With lessons like the ones I teach day after day, is it any wonder we have the national crisis we face today? Young people indifferent to the adult world and to the future; indifferent to almost everything except the diversion of toys and violence? Rich or poor, schoolchildren cannot concentrate on anything for very long. They have a poor sense of time past and to come; they are mistrustful of intimacy (like the children of divorce they really are); they hate solitude, are cruel, materialistic, dependent, passive, violent, timid in the face of the unexpected, addicted to distraction.  

All the peripheral tendencies of childhood are magnified to a grotesque extent by schooling, whose hidden curriculum prevents effective personality development. Indeed, without exploiting the fearfulness, selfishness, and inexperience of children our schools could not survive at all, nor could I as a certified schoolteacher. 
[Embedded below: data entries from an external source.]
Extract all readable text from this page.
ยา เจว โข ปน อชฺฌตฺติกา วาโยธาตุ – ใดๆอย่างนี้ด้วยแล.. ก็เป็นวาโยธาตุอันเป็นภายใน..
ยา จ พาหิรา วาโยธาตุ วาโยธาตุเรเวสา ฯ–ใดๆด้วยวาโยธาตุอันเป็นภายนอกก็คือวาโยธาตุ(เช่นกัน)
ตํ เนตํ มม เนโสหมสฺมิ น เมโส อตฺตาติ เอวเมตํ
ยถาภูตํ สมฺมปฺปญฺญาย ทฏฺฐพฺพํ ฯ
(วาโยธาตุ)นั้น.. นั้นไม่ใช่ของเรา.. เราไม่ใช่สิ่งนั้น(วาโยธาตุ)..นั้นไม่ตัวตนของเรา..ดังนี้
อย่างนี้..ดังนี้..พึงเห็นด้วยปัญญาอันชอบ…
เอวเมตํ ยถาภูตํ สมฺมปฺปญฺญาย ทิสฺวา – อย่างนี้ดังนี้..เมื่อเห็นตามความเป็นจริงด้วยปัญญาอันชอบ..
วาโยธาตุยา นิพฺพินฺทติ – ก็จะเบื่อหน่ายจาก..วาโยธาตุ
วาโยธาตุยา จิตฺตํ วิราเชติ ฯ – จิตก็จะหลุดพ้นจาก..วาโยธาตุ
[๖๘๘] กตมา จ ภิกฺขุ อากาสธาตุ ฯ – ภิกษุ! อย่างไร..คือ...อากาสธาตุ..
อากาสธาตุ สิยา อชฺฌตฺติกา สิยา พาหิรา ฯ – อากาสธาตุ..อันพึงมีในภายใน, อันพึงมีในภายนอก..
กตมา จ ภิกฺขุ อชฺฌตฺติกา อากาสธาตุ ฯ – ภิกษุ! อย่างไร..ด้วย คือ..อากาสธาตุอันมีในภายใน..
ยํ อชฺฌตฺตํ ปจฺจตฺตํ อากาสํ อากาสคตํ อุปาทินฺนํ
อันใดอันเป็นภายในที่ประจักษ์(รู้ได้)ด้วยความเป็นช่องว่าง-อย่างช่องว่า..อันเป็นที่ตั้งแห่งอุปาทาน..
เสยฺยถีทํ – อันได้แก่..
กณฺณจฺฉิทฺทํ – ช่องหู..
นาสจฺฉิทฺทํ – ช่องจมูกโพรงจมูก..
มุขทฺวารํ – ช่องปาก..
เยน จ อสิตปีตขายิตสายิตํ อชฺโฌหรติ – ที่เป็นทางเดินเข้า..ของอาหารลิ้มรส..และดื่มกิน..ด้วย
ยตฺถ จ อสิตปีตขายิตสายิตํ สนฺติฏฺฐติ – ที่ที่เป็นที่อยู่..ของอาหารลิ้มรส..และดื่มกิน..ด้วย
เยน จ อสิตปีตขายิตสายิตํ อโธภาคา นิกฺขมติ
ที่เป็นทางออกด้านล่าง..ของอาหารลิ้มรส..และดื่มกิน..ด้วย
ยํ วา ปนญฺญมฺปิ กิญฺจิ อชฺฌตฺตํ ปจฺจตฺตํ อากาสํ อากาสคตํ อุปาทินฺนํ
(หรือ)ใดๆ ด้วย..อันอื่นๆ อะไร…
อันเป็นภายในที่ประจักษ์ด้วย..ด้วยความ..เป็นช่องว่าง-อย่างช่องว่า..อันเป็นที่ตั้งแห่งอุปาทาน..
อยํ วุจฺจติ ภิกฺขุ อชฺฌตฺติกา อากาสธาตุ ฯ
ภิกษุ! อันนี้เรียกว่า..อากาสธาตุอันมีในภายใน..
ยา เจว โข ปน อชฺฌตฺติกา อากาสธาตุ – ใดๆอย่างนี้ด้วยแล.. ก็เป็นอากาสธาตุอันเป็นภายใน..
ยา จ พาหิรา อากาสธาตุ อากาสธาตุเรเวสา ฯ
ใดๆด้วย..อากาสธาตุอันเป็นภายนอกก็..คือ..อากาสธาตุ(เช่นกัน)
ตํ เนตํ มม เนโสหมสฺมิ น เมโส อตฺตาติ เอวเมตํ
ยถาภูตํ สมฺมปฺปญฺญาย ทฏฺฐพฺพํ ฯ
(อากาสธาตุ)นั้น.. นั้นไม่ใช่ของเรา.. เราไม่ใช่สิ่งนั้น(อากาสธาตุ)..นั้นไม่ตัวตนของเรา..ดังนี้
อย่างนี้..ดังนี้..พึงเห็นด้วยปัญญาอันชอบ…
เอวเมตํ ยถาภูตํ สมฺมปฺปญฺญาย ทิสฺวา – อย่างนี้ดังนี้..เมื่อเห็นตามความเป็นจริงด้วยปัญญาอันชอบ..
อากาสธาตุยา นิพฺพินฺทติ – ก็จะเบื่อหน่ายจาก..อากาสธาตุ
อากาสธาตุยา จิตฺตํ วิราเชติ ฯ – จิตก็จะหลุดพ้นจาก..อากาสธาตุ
 “Critical thinking” is a term we hear frequently these days as a form of training which will herald a new day in mass schooling. It certainly will, if it ever happens. No common school that actually dared teach the use of dialectic, heuristic, and other tools of free minds could last a year without being torn to pieces.  

 Institutional schoolteachers are destructive to children’s development. Nobody survives the Six-Lesson Curriculum unscathed, not even the instructors. The method is deeply and profoundly anti-educational. No tinkering will fix it. In one of the great ironies of human affairs, the massive rethinking that schools require would cost so much less than we are spending now that it is not likely to happen. First and foremost, the business I am in is a jobs project and a contract-letting agency. We cannot afford to save money, not even to help children.  

At the pass we’ve come to historically, and after 26 years of teaching, I must conclude that one of the only alternatives on the horizon for most families is to teach their own children at home. Small, de- institutionalized schools are another. Some form of free-market system for public schooling is the likeliest place to look for answers. But the near impossibility of these things for the shattered families of the poor, and for too many on the fringes of the economic middle class, foretell that the disaster of Six-Lesson Schools is likely to continue. 

 After an adult lifetime spent in teaching school I believe the method of schooling is the only real content it has. Don’t be fooled into thinking that good curricula or good equipment or good teachers are the critical determinants of your son and daughter’s schooltime. All the pathologies we’ve considered come about in large measure because the lessons of school prevent children from keeping important appointments with themselves and their families, to learn lessons in self-motivation, perseverance, self-reliance, courage, dignity and love — and, of course, lessons in service to others, which are among the key lessons of home life.  

 Thirty years ago these things could still be learned in the time left after school. But television has eaten most of that time, and a combination of television and the stresses peculiar to two-income or single-parent families have swallowed up most of what used to be family time. Our kids have no time left to grow up fully human, and only thin-soil wastelands to do it in.  

A future is rushing down upon our culture which will insist that all of us learn the wisdom of non-material experience; this future will demand, as the price of survival, that we follow a pace of natural life economical in material cost. These lessons cannot be learned in schools as they are. School is like starting life with a 12-year jail sentence in which bad habits are the only curriculum truly learned. I teach school and win awards doing it. I should know.